Fred Field © 2006
From Horror to Hope — with
Hard Work
An Afghan Scholar
Aims to Repay What He Has Received
Colby College sophomore Qiamuddin Amiry sums up his life under
the Taliban in Kabul, Afghanistan, as a time of emptiness,
grinding labor, and periodic horror.
“I always compare it to Orwell’s 1984 — how
education was trying to brainwash you,” he says. “There
was no freedom of speech or anything.”
The teenager stayed away from his Taliban-controlled school
to weave carpets to help support his family. He watched weekly
soccer matches in the city stadium. But sometimes the Taliban
would lock the gates and tell the crowd inside that instead
of a game, there would be executions and punishments for alleged
crimes.
In 2000, the young man shook off his depression to resume
studying English. After 9/11 he got a job as a translator for
British Special Service where he heard about application
forms for five national UWC scholarships.
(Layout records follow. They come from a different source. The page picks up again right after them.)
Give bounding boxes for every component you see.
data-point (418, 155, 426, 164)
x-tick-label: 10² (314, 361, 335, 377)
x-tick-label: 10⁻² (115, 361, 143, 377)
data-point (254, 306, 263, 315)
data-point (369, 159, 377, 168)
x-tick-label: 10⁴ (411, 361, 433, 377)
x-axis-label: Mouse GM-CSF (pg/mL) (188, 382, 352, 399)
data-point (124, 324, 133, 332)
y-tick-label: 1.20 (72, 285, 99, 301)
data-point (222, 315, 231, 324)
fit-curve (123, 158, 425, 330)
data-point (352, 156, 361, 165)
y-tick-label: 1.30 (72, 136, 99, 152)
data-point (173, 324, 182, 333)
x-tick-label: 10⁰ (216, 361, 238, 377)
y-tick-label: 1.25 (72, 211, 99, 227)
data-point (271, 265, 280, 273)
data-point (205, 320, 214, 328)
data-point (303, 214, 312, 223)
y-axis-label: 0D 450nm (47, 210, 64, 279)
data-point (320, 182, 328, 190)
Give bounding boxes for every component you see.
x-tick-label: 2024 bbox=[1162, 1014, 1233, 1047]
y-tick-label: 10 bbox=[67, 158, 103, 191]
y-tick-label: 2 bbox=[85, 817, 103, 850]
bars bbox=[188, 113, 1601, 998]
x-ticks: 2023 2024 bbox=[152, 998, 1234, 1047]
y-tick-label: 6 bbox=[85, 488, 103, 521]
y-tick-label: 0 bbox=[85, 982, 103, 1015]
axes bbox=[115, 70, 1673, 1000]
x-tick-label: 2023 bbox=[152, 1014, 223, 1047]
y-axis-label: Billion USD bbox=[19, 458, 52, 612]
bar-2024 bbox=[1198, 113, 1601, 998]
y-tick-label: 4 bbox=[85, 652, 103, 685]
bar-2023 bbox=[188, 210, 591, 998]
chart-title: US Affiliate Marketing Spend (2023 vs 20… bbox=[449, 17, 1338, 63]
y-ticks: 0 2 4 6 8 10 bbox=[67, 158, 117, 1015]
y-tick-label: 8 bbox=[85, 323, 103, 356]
“It was kind of a fairy tale. Nobody thought I could
get it,” he says. But he did. That led to two years at
Li Po Chun UWC in Hong Kong — “We had people from
75 countries there! It was the best two years of my life” — and
then to Colby, where he’s majoring in government and
philosophy.
In time, Qiam hopes to go home, to work for Afghanistan’s
renewal. If he can.
If it’s more stable, I want to eventually live in Afghanistan.
The international community gave a gift to the people of my
country, through helping me.”
Qiam is already working to develop a program that would enable
deserving Afghan teenagers to attend American prep schools.